According to the allegations, detailed to congressional Democrats and reported by the New Yorker, Kavanaugh held down a girl at a high school party in the 1980s and attempted to force himself on her, covering her mouth to quiet her protests. Kavanaugh denied the allegations in a statement to the New Yorker, as did a classmate who was reportedly involved in the incident.
On Friday, Republican Sen. Chuck Grassley, the chair of the Senate Judiciary Committee, released a letter written by 65 women who mostly attended all-girls high schools around Georgetown Prep and have known Kavanaugh for more than three decades, in defense of his character. The women write:
We are women who have known Brett Kavanaugh for more than 35 years and knew him while he attended high school between 1979 and 1983. For the entire time we have known Brett Kavanaugh, he has behaved honorably and treated women with respect. We strongly believe it is important to convey this information to the Committee at this time.

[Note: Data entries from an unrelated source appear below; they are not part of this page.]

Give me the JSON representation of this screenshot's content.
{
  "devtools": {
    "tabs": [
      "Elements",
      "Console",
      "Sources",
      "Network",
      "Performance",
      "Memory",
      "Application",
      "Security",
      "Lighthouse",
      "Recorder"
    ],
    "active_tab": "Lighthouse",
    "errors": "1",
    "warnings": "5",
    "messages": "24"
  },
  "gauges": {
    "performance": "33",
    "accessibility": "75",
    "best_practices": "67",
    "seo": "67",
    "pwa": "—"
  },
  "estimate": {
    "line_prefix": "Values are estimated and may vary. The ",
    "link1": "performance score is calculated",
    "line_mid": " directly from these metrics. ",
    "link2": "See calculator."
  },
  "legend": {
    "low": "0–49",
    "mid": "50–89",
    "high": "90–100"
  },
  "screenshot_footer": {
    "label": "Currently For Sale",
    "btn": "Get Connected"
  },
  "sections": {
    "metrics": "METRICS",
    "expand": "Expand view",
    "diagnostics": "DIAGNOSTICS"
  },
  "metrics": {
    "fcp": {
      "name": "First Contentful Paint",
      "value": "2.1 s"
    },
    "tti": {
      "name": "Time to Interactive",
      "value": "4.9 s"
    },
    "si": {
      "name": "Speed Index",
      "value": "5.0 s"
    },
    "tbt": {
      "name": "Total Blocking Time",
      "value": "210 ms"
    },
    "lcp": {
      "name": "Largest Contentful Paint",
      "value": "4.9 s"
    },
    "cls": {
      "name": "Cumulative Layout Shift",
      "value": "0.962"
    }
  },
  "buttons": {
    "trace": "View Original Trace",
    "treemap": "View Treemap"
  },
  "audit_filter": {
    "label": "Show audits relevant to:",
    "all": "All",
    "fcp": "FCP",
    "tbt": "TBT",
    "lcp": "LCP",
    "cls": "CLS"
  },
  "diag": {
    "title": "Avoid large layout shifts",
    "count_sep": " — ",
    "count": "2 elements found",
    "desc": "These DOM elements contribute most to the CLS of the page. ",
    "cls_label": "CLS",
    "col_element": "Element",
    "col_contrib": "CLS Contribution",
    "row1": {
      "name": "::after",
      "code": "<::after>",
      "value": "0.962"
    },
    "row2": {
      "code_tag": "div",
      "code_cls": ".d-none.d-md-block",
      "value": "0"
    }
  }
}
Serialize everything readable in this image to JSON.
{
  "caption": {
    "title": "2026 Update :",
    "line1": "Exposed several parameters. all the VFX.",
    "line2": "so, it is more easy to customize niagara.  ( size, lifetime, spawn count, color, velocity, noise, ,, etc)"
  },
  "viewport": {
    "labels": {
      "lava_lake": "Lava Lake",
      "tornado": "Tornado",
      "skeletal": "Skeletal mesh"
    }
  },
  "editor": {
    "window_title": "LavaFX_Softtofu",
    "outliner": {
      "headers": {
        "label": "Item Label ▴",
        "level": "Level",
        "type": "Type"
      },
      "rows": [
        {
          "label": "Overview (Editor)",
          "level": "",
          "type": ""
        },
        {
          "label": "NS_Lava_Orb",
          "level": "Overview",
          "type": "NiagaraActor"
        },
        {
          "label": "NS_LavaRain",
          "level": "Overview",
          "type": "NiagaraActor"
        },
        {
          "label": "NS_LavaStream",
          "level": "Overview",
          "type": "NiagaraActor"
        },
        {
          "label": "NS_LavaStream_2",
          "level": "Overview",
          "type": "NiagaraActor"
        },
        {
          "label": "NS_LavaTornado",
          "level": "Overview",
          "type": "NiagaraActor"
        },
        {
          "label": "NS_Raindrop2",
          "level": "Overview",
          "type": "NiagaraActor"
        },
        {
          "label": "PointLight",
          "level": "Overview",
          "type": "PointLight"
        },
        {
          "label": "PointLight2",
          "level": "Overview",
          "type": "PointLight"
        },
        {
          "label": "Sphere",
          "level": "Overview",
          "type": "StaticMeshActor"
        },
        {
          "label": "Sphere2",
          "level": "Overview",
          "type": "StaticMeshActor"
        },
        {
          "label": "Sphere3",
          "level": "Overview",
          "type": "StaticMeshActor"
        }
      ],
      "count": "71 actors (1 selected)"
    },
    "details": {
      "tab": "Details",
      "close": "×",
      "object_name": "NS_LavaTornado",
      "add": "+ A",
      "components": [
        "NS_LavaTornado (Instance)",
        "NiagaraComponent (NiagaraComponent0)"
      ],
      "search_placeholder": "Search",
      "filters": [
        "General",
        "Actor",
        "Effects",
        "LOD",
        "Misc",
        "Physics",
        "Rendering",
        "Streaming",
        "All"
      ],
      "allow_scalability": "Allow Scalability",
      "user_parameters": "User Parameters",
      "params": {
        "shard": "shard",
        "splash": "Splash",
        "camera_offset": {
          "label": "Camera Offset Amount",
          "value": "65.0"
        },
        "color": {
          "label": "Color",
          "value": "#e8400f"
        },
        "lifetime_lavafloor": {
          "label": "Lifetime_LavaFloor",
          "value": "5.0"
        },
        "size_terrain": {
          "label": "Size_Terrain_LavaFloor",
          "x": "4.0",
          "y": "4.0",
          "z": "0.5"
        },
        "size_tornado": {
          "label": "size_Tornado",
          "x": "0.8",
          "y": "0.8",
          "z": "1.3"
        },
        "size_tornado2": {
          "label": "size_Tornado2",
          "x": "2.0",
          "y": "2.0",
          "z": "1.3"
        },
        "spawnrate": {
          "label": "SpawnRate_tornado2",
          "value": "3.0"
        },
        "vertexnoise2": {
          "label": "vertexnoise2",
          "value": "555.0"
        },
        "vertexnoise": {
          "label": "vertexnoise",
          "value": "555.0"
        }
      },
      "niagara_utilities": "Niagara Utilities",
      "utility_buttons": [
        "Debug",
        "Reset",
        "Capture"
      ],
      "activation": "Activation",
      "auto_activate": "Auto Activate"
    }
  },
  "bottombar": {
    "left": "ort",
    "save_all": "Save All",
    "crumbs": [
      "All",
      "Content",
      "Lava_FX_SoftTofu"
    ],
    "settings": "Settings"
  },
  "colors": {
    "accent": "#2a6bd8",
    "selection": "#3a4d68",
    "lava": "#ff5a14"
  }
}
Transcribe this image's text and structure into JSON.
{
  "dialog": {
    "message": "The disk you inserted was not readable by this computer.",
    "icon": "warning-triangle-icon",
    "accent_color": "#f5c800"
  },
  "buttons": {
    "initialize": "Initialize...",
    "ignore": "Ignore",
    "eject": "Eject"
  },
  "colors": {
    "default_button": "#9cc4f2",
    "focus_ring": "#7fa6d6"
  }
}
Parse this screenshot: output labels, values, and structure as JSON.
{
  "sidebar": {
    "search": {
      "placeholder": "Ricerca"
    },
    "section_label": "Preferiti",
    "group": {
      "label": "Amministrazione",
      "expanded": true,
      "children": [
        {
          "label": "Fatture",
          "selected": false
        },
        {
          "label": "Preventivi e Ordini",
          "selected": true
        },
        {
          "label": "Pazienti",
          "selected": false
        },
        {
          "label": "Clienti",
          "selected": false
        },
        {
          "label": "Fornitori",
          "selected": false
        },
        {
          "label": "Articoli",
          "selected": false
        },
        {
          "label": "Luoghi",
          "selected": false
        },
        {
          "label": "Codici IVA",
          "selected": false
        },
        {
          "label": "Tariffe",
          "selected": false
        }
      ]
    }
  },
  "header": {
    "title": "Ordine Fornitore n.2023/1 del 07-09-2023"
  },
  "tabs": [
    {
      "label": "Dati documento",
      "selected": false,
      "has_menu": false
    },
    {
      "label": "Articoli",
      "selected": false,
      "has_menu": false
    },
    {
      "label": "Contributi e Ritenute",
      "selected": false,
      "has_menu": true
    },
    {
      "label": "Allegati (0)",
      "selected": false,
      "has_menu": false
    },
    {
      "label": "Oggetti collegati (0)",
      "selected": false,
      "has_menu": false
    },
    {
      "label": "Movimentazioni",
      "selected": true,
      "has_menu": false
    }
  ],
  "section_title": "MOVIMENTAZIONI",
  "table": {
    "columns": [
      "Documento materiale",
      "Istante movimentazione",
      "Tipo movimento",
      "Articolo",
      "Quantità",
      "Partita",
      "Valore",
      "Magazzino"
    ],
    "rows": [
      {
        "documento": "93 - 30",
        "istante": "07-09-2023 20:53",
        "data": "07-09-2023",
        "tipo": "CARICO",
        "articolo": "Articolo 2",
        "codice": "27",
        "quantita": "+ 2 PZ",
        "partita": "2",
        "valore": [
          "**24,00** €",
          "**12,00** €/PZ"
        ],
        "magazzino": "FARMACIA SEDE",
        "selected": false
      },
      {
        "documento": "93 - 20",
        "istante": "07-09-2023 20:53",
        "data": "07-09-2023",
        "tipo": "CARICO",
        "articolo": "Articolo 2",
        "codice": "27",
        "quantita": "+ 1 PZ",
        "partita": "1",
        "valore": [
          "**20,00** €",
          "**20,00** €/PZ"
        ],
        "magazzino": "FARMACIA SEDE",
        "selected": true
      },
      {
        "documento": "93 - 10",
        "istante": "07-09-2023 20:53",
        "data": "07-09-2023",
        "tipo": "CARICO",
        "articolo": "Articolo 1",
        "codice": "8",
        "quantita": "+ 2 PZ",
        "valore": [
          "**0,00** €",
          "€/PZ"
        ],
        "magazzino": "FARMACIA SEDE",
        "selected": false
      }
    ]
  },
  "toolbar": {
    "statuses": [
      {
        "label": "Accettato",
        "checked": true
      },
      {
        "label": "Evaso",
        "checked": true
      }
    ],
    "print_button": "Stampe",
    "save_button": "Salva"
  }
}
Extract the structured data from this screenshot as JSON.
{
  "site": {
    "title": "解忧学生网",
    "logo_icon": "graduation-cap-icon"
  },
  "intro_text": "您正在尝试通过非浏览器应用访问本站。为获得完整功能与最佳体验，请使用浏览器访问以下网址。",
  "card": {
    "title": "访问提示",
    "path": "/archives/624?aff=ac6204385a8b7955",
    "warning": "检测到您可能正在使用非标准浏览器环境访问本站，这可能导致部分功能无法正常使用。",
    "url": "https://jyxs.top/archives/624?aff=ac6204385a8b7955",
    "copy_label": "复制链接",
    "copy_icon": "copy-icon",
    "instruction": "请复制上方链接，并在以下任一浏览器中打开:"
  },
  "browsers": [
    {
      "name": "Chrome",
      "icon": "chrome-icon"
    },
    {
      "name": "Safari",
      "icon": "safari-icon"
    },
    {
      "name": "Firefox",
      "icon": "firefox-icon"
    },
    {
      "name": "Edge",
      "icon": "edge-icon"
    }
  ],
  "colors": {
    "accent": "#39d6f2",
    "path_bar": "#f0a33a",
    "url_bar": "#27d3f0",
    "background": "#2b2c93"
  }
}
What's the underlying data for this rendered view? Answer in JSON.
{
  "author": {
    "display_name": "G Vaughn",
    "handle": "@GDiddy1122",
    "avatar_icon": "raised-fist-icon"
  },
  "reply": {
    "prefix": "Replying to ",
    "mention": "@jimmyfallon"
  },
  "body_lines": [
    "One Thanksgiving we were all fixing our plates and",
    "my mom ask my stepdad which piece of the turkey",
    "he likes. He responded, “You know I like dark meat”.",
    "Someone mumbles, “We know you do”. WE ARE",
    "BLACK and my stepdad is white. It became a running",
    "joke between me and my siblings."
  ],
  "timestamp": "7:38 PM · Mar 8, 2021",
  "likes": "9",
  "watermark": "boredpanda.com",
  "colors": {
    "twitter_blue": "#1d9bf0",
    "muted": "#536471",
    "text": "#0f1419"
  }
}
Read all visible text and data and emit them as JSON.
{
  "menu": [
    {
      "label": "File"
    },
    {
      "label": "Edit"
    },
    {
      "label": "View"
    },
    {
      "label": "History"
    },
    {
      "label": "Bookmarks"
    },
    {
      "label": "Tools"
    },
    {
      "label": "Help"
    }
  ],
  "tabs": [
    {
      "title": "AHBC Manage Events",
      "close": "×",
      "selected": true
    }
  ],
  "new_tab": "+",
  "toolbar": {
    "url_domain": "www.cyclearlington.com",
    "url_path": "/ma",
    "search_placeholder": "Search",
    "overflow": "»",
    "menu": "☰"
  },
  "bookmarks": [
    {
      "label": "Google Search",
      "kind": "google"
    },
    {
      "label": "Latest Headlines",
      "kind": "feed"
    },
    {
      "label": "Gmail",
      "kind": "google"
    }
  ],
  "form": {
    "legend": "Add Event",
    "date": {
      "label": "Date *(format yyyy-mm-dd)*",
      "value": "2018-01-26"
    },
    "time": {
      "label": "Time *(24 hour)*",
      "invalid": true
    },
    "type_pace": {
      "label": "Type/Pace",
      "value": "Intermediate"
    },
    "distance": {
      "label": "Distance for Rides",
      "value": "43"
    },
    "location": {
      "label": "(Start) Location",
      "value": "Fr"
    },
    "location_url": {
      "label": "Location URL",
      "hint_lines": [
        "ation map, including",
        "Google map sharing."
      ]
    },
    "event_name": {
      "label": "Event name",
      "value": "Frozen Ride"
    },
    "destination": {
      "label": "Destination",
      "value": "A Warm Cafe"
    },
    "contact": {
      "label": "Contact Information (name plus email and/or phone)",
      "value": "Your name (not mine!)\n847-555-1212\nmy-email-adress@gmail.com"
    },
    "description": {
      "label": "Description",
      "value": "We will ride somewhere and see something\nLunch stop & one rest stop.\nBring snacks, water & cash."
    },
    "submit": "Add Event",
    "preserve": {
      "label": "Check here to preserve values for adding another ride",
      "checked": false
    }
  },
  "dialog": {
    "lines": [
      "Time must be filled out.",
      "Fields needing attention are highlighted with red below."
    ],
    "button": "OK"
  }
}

They went on to say that Kavanaugh “has stood out for his friendship, character, and integrity. In particular, he has always treated women with decency and respect,” and that many of them have remained friends with the judge over the past 35 years.
“The signers of this letter hold a broad range of political views,” the women said. “Many of us are not lawyers, but we know Brett Kavanaugh as a person. And he has always been a good person.”
The woman who made the allegations, who has yet to be identified, reportedly shared her experience with Rep. Anna Eshoo (D-CA) in July, after Trump nominated Kavanaugh for the Supreme Court. That information was passed on to California senator and top-ranking Senate Judiciary Democrat Dianne Feinstein, who then referred the allegations to federal investigators. The letter containing the allegations has not yet been made public and was first reported in the Intercept and a subsequent report from BuzzFeed.
Feinstein, who had heard about the allegations in July, did not involve Senate Democratic colleagues in the matter, reportedly finding the allegations to be too far in the past to warrant national conversation, according to the New Yorker.
Kavanaugh was asked about sexual harassment during his confirmation hearings and often focused on how he has worked to prioritize women clerks. Kavanaugh’s character as a father and a good friend and neighbor was among Republicans’ biggest talking points during the confirmation hearings.